Les eaux usées dans l’écoquartier

La gestion de l’eau dans les écoquartiers concerne à la fois l ‘eau potable, les eaux usées et l’eau pluviale. Elle a pour objectifs, à l’échelle du quartier, la réduction des flux d’eau potable et d’eaux usées et la bonne organisation de la circulation de l’eau pluviale, en particulier lors d’événements intenses.

Réduction des consommations d’eau

La réduction des consommations d’eau est rendue possible d’une part par l’installation d’équipements spécifiques, et d’autre part par l’utilisation des eaux de pluie et le recyclage des eaux grises (eaux usées issues des salles de bain et des cuisines). Enfin, pour assurer la pérennité de cette réduction, il convient de mettre en place en certains points des dispositifs permettant de prévenir les fuites. Les équipements sanitaires prévus dans les logements doivent être économes en eau.

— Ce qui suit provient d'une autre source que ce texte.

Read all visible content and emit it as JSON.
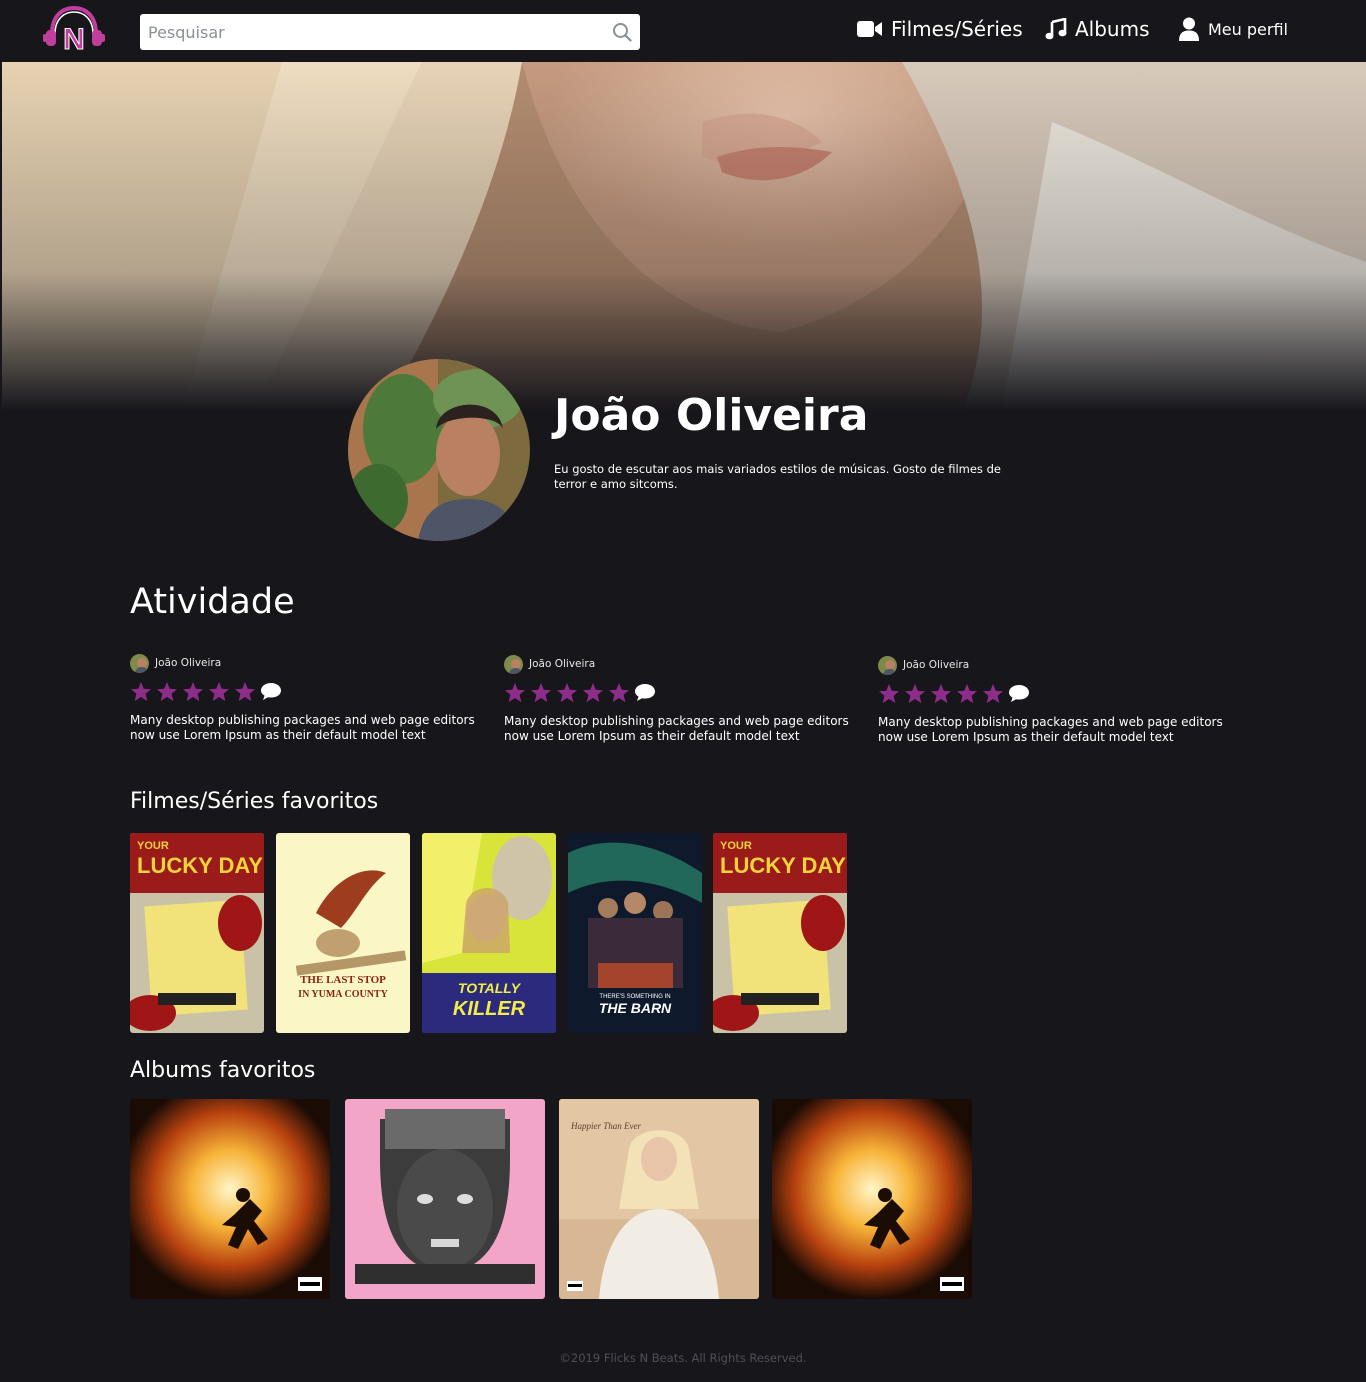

Dans ce but, des réducteurs de débit ou de pression peuvent être installés sur la robinetterie (évier, douche et lavabo) et les toilettes (chasse double débit). En général, les écoquartiers disposent d’éléments de récupération de l’eau de pluie issue de toitures (cuves, citernes … ). Ces eaux de pluie sont couramment employées pour l’arrosage des espaces verts et le nettoyage de la voirie, mais peuvent également être destinés à des usages intérieurs (chasses d’eau des toilettes, notamment).

Dans ce dernier cas, la réglementation impose une identification claire du réseau d’eau de pluie récupérée et impose une disconnexion avec surverse totale dans les dispositifs comptant un appoint en eau potable. Un système similaire existe pour récupérer les eaux grises. Il est plus complexe car il demande un prétraitement.

Traitement des eaux usées

Les eaux usées sont généralement envoyées dans le réseau d’assainissement collectif afin d’être traitées. Dans les écoquartiers, ces eaux usées peuvent, si le contexte le rend pertinent, être récupérées et traitées sur place. Des technologies particulières ont été mises au point. Elles s’inspirent de l’autoépuration de l ‘eau qui s’établit dans les/ milieux humides. Elles offrent plusieurs avantages : elles n’utilisent pas de produits chimiques, elles assurent un fonctionnement plus économe en énergie et permettent une meilleure insertion paysagère.

Cette filière d’épuration s’appuie sur le pouvoir épurateur des végétaux aquatiques : algues, hydrophytes (plantes d’eau libre) et hélophytes (plantes du bord des eaux). Les eaux usées séjournent simplement dans une série de bassins à ciel ouvert peuplés de ces végétaux. Le roseau et d’autres plantes vigoureuses ont été largement utilisés à cet effet sous le nom de « macrophytes » . Les techniques les plus utilisées à l’heure actuelle sont le lagunage, la saulaie et les bassins avec des filtres plantés.

Circulation des eaux pluviales

Dans un écoquartier, la circulation des eaux pluviales est traitée au même titre que celle des véhicules ou des piétons. Il faut organiser leur gestion au plus près du cycle naturel. La surface imperméable des sols est ainsi réduite au strict nécessaire de sorte à faciliter l’infiltration lorsque celle-ci est possible. Avant d’entreprendre les travaux, il est nécessaire de prendre en compte le fonctionnement hydrologique existant (pentes, nature du sol…) afin d’éviter les inondations.

Les techniques alternatives s’articulent autour de 2 principes fondamentaux : la rétention (pour réguler les débits et étaler les apports à l’aval) et l’infiltration dans le sol (pour réduire les volumes s’ écoulant vers l’aval). Elles associent en outre parfois une fonction de traitement. Les ouvrages de rétention stockent temporairement les eaux pluviales avant de les restituer à débit limité grâce à un organe de régulation.